In such two structures, is the weight update process the same?

I-Love-U · July 20, 2019, 1:24pm

Hello, everybody.

In such two structures, is the weight update process the same? I mean, in the code before else, the data is divided into two parts, which are forwarded to calculate the loss, and in the code after else, all the data is forwarded together to calculate the loss. Are these two methods the same when backward the update parameters?

        ......

        self.tr_flickrloader = iter(self.tr_flickrloader)

        for curr_epoch in range(self.start_epoch, self.end_epoch):
            train_mainloss_record = AvgMeter()
            train_branchloss_record = AvgMeter()

            # for each batch, a batch include a quarter of the A dataset(self.tr_dutsloader), 
            # and three quarters of the B dataset(self.tr_flickrloader)
            
            # My network has a subnetwork, `self.net`,
            # they are independent of each other
            
            for train_batch_id, duts_data in enumerate(self.tr_dutsloader):
                curr_iter = curr_epoch * len(self.tr_dutsloader) + train_batch_id
                self.main_sche.step(curr_iter)
                self.branch_sche.step(curr_iter)

                duts_inputs, duts_labels, duts_names = duts_data
                flickr_inputs, flickr_labels, flickr_names = next(self.tr_flickrloader)

                self.main_opti.zero_grad()
                self.branch_opti.zero_grad()

                # batch_size=12, duts_inputs:flickr_inputs=1:3
                if curr_epoch >= 20:
                    duts_inputs = duts_inputs.to(self.dev)
                    duts_labels = duts_labels.to(self.dev)
                    flickr_inputs = flickr_inputs.to(self.dev)
                    flickr_labels = flickr_labels.to(self.dev)

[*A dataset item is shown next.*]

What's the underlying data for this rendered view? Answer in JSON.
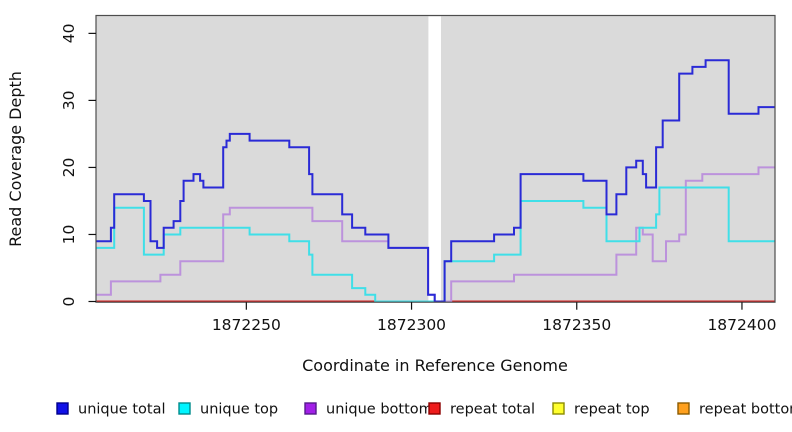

                    main_o_duts = self.net(duts_inputs)
                    main_train_loss = 1 / 4 * self.crit(main_o_duts, duts_labels)
                    main_o_flickr = self.net(flickr_inputs)
                    main_train_loss += 3 / 4 * self.crit(main_o_flickr, flickr_labels)
                    main_train_loss.backward()
                else:
                    train_inputs = torch.cat((duts_inputs, flickr_inputs), dim=0)
                    train_labels = torch.cat((duts_labels, flickr_labels), dim=0)
                    train_inputs = train_inputs.to(self.dev)
                    train_labels = train_labels.to(self.dev)

                    main_otr = self.net(train_inputs)
                    main_train_loss = self.crit(main_otr, train_labels)
                    main_train_loss.backward()

                self.main_opti.step()
                self.branch_opti.step()

                ......

Thanks!

tom · July 20, 2019, 8:28pm

Whether it is the same depends on the batchsizes of the two dataloaders and the network:

The first enforces the 1/4-3/4 weighting even if the batch sizes are not in that ratio. If the criterion self.crit takes the mean over batch size, this would be identical if the batch size is 3 duts inputs to 9 flick inputs.
If you have batch norm in your network, separate runs will take batch norms for the two runs through the network separately. Depending on whether both datasets generate similar statistics, this might give a difference. - They would also lead to different averages to be used in inference, but that likely doesn’t matter if you train for many epochs using the else branch. It may have an effect on the intermediate validation stats.

So it is likely close, but not the same.

Best regards

Thomas

I-Love-U · July 21, 2019, 3:09am

Ok, that’s really the answer I want, thank you.

In fact, there are three samples of A datasets (self.tr_dutsloader) and nine samples of B dataset (self.tr_flickrloader) in a batch.

For both codes, the progress of the weght update is identical, but the forward propagation is different(BatchNorm in self.net(flickr_inputs) and in self.net(duts_inputs) are different). Do you think I get it right?